Jason Dainter talks quickly and excitedly about how the Swedish startup scene has expanded in the six years since he moved to Uppsala from the UK, describing seeing its booming success story first hand.
“The startup landscape has changed really quickly in Stockholm in that time. In London it was already quite established when I left, with plenty of investors and co-working spaces. Today I would say Stockholm is thriving and within a short space of time Sweden has built a strong reputation globally,” he says.
Referring to himself as a self-confessed love refugee, he first moved here to set up a base with his Swedish girlfriend in Uppsala, a university town some 40 minutes north of Stockholm. Close enough to tap into the big city business scene, far enough to avoid the worst of the Swedish capital's housing crisis.
“I've definitely got the long straw, but I have seen it through friends: my Facebook feed is packed with 'I need help finding a place to live' posts,” he says about the city's eight years' average wait for a rental apartment.
The 31-year-old entrepreneur today works as head of brand relations for Stockholm-based Universal Avenue, a startup platform that helps online brands grow on new markets across the world, and runs one of Sweden's largest technology startup conventions in Uppsala, called Uppstart.
“My experience moving to Sweden was pretty smooth. I'm an entrepreneur so finding a job was all about networking for me. I joined Universal Avenue after meeting the CEO for a coffee,” says Dainter.
“Swedish companies tend to think globally from day one and within a few months of starting, at least half of Universal Avenue's workforce was made up of non-Swedes. All written and spoken communication was in English and this certainly made things easier, though my Swedish is getting better by the day.”
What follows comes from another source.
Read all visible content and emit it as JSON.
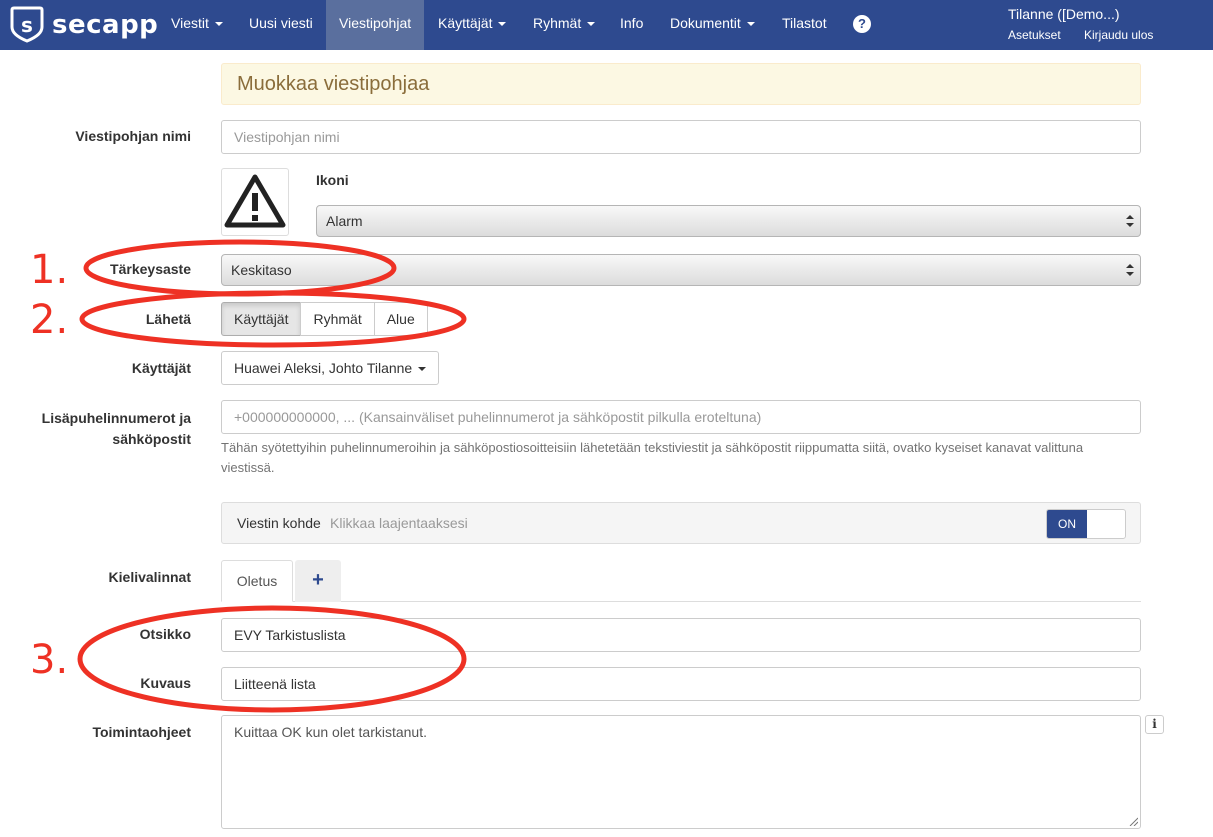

But while he himself found it relatively easy to relocate and set up shop in a new country, he is worried that other international workers following in his footsteps may not find the ride quite as smooth.
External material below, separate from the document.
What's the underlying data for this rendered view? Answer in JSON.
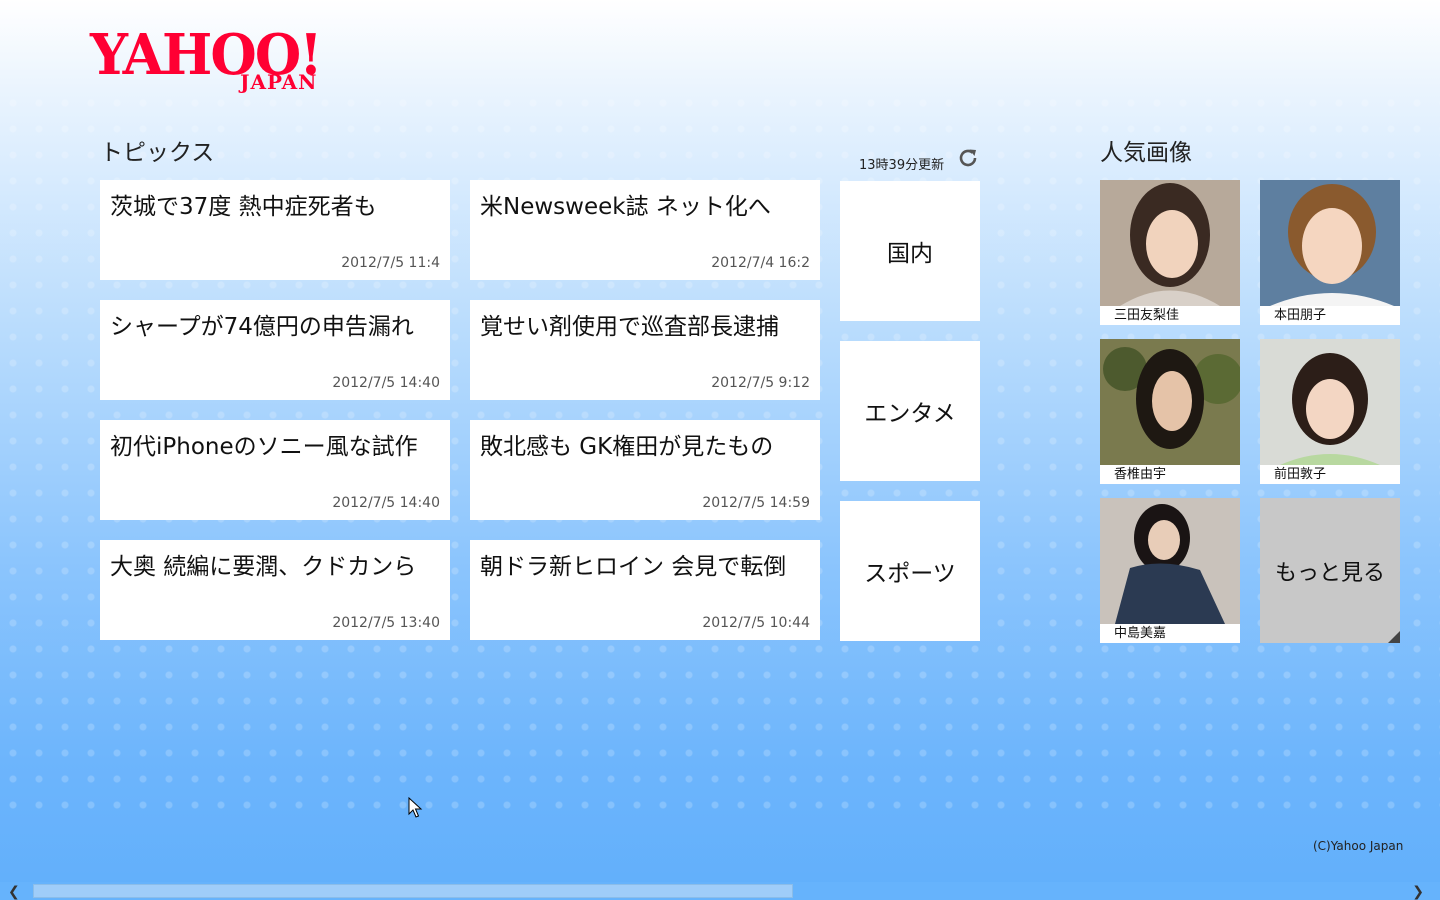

Dainter is a strong advocate of making it easier for startups, who may not have the funds to pay their employees a competitive rate in the early years of the company, to instead offer stock options for staff, allowing new talents to become part-owners in emerging businesses.
He also plans to join a protest next month organized by the Sthlm Tech Meetup group, led by US entrepreneur Tyler Crowley and initiated after the co-founders of Spotify suggested that growing startups would be forced to leave Stockholm if its rental housing shortage continues.
“We have to be able to attract global talent. They're certainly not coming to Sweden for the weather, so what do we have to offer? I think to some extent it's caught the government off guard, because the startup culture just exploded. In a way they helped create it, now they need to embrace it,” says Dainter.
Jason Dainter. Photo: Private
However, on the flip side of the coin, he argues that while Stockholm works to solve its problems, the debate could provide an opportunity for other cities across Sweden to step in to take up part of the mantle.
“Uppsala is interesting for startup growth because we don't have the same accommodation problems as Stockholm, but it is still close to the capital,” he says.
With Uppstart, a yearly event to help students, entrepreneurs and investors meet, mingle and make new contacts, Dainter hopes to put the town on the map as Sweden's next startup hub.
“Uppsala is my baby, really. I started Uppstart two years ago in a small bar and maybe 200 people came to the first event. Last time we had more than 800 people mingling at Uppsala Castle.”
“Starting it was a personal challenge of mine, but I also did it for Uppsala. We have huge talent in the city,” he says, rattling off a range of the startup scene's hottest names, including Skype founder Niklas Zennström and Klarna's Sebastian Siemiatkowski, who both studied in the town.
“But we haven't really built a strong startup brand yet, and that was part of Uppstart's mission.”
Just like many other entrepreneurs, Dainter admits to occasionally finding it difficult to switch off and relax, but he does still appear to have adapted to some of the famed Nordic work-life balance routine.
“I live in the countryside in Uppsala near a lake, so I'm into fishing. One of the best things about Sweden is that the nature is always right at your doorstep. I spend most of my time in front of my computer so I like the outdoorsy stuff,” he laughs.
Now firmly settled in the Nordic country, he says he sees himself staying in Sweden for good.
“I feel lucky to have witnessed the country go from a startup underdog to a global player in such a short period. I just hope that over the coming years the right decisions are made by policy makers to ensure that the eco-system can become stronger and stronger.”